Prove that $g : \mathrm{GL}(n,\mathbb R)\times \mathrm{GL}(n,\mathbb R)\to \mathrm{GL}(n,\mathbb R)$ given by $g(x, y) := xy$ (matrix multiplication) is continuous, where we take the relative topology from $\mathbb R^{n^2}\times ×\mathbb R^{n^2}\to \mathbb R^{n^2}$ on $\mathrm{GL}(n,\mathbb R)\times \mathrm{GL}(n,\mathbb R)$.
I just don't know where to take into account the relative topology?
Hint.
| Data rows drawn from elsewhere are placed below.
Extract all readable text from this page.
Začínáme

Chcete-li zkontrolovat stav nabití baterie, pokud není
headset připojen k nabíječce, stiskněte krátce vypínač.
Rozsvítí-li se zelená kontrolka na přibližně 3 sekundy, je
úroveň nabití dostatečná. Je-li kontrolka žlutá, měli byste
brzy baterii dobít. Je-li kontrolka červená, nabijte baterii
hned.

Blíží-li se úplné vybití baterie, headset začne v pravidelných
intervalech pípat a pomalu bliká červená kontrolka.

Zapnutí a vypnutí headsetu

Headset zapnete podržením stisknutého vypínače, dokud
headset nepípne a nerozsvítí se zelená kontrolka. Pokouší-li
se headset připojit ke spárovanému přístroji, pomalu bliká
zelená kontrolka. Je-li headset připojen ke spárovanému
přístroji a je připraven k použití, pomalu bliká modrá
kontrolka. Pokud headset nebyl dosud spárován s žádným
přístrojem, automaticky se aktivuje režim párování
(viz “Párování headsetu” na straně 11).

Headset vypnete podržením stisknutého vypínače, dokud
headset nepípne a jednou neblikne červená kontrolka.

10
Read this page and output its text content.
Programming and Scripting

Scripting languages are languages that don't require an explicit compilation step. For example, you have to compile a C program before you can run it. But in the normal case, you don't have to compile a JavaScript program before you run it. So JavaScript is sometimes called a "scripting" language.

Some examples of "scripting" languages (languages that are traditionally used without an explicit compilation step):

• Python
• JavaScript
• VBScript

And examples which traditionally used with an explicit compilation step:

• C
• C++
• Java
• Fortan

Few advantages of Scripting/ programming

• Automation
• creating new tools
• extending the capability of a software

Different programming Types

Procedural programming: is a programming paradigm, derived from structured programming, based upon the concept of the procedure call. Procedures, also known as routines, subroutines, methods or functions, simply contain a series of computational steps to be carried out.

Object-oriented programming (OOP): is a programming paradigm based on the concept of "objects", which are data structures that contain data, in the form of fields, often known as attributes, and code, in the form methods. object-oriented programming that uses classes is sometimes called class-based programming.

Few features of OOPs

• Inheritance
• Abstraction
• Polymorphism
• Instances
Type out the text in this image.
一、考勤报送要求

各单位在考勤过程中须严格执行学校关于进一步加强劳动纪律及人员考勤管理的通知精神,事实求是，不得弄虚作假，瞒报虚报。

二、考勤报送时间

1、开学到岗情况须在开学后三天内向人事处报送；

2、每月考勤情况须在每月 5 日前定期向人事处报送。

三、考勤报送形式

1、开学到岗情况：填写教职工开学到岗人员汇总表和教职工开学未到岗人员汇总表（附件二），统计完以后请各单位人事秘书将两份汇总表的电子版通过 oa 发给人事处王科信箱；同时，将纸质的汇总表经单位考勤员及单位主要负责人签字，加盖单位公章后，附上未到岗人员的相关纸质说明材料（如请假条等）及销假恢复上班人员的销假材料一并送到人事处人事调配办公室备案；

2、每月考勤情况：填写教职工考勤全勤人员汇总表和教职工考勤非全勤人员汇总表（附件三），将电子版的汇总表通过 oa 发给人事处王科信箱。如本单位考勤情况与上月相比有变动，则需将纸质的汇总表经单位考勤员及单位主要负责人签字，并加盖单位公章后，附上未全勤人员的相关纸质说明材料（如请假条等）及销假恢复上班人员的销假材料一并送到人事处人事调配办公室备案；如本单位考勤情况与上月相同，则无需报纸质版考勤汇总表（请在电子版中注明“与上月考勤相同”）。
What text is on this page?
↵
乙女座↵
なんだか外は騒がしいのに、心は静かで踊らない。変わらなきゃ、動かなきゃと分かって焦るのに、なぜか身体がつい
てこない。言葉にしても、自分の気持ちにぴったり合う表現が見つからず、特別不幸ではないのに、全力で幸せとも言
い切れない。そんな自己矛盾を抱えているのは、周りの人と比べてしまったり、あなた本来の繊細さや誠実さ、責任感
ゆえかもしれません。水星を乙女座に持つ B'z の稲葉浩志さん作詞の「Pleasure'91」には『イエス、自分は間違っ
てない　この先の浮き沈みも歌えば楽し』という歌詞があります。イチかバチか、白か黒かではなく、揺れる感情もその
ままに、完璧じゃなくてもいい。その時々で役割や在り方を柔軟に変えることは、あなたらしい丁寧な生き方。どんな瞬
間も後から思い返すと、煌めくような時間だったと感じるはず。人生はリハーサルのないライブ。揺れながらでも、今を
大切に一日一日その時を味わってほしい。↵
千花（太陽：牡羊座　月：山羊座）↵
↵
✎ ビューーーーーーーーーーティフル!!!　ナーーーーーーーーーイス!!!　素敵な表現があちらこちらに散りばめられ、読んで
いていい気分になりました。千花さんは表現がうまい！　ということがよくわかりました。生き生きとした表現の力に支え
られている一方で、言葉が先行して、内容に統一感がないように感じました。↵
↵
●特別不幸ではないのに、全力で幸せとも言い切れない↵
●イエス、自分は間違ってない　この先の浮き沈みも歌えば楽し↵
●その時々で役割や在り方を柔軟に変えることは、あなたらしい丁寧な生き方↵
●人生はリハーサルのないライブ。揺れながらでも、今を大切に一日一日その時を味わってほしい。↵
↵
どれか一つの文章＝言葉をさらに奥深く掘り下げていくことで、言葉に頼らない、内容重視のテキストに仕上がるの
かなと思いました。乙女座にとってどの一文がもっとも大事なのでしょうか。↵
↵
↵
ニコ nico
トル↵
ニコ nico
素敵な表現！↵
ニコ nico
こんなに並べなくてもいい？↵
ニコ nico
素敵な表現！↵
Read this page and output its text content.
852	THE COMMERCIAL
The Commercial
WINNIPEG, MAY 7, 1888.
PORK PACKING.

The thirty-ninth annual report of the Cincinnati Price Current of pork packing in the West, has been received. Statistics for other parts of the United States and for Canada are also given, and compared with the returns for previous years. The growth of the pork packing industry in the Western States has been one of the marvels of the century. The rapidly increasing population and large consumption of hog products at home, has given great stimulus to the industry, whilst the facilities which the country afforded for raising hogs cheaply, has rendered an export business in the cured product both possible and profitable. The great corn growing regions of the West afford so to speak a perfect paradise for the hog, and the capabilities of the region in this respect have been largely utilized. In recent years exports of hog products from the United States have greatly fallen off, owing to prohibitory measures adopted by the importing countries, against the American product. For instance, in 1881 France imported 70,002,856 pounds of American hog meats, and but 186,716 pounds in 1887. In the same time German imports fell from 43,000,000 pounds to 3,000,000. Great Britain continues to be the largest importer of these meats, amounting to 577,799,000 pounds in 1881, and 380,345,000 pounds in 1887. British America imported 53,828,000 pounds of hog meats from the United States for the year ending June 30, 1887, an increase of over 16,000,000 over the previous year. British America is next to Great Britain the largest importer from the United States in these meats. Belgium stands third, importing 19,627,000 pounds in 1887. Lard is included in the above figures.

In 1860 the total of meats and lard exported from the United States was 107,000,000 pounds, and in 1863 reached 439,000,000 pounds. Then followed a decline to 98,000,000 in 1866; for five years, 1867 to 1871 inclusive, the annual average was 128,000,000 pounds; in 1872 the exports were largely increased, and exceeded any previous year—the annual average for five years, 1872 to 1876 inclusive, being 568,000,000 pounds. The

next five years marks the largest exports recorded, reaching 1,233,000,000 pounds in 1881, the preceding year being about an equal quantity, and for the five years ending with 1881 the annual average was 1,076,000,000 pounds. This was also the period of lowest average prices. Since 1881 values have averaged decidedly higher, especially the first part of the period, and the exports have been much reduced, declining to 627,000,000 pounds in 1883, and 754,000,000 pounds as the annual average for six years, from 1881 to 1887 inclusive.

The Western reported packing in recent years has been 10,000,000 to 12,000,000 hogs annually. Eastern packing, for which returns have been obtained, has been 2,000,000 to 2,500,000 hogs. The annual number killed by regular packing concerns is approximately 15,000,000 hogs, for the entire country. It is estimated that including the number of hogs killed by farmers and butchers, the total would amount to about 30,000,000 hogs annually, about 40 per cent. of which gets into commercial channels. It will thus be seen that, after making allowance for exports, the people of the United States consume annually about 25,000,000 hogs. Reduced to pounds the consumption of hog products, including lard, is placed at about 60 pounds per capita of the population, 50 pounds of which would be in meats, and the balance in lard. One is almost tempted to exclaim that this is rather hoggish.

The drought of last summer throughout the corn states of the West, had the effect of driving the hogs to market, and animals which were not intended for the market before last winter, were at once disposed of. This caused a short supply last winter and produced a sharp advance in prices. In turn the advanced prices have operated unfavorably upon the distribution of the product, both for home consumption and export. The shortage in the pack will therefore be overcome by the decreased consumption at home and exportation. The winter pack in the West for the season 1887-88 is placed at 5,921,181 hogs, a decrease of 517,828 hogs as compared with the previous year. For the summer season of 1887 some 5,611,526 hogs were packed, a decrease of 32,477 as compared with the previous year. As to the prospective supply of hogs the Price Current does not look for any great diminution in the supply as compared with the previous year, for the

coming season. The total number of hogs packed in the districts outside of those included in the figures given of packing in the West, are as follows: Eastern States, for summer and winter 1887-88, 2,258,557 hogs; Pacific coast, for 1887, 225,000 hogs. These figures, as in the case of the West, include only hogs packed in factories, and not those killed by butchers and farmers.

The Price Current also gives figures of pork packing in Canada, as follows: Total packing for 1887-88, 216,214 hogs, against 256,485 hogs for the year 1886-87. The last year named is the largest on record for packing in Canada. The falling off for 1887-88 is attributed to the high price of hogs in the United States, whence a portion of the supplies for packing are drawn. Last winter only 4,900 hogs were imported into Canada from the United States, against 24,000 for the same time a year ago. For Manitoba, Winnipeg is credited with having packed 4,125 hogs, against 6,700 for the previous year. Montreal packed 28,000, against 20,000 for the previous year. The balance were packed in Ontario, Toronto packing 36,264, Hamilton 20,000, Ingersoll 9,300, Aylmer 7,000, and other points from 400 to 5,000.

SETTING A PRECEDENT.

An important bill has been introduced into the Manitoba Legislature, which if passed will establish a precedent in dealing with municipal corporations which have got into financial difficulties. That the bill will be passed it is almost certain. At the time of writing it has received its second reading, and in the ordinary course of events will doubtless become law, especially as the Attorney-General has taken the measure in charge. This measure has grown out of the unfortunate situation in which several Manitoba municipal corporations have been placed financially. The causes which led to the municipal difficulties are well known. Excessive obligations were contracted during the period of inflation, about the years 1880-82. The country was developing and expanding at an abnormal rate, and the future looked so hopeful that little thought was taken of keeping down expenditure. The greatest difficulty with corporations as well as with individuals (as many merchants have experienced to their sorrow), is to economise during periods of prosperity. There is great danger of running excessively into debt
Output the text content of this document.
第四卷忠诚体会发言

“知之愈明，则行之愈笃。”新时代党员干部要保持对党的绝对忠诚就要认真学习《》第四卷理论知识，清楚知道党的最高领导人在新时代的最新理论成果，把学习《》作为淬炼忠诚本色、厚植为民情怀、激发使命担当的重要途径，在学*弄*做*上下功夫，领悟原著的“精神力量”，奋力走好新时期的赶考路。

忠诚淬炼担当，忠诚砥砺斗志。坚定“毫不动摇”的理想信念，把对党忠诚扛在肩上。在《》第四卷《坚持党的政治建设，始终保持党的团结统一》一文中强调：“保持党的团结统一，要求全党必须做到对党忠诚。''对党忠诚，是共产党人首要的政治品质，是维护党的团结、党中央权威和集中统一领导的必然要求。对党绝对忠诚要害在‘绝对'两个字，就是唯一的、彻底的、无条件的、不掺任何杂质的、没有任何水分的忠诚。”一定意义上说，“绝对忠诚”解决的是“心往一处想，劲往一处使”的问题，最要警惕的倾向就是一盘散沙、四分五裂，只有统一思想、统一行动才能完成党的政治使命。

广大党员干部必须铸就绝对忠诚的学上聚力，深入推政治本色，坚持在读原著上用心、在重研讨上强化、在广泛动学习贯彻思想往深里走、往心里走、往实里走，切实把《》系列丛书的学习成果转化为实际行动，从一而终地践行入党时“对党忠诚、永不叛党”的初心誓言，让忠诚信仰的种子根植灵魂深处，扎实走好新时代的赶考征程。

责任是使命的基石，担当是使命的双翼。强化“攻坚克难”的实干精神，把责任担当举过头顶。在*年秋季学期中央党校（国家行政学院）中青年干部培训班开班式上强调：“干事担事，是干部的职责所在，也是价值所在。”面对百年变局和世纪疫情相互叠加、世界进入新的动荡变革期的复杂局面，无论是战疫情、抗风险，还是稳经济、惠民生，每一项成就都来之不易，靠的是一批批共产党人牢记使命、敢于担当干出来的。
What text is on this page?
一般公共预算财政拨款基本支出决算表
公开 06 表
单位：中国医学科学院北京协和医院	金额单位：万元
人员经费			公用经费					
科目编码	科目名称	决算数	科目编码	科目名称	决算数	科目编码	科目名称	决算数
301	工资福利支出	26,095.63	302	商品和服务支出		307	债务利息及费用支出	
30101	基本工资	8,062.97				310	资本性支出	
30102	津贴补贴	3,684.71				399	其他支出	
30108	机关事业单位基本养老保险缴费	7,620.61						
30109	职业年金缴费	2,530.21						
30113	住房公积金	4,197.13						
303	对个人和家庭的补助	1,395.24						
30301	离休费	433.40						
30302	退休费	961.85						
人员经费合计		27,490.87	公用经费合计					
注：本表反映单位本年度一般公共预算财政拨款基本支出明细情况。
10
For each matrix $x=(x_{ij})\in GL(n,\Bbb R)$ define it's norm $\|x\|=\max |x_{ij}|$. A metric $d(x,y)=\|x-y\|$ for any matrices $x,y\in GL(n,\Bbb R)$ induces on $GL(n,\Bbb R)$ the topology inherited from $\Bbb R^{n^2}$. Now if $x,x',y, y'\in GL(n,\Bbb r)$ are matrices such that $\|x'-x\|<\varepsilon$ and $\|y'-y\|<\varepsilon$ then $\|x'y'-xy\|<n(\|y\|+\|x'\|)\varepsilon$. Indeed, for any indices $i,j$ we have
$$(xy)_{ij}=\sum_{k=1}^n x_{ik} y_{kj},$$
$$(x’y’)_{ij}=\sum_{k=1}^n x_{ik}’ y_{kj}’.$$
So $$(xy)_{ij}-(x’y’)_{ij}=\sum_{k=1}^n x_{ik}y_{kj}- x_{ik}’y_{kj}’\le$$
$$\sum_{k=1}^n (x_{ik}-x_{ik}’)y_{kj}+ x_{ik}’(y_{kj}-y_{kj}’)\le $$
$$n(\|x-x’\|\|y\|+\|y-y’\|\|x'\|).$$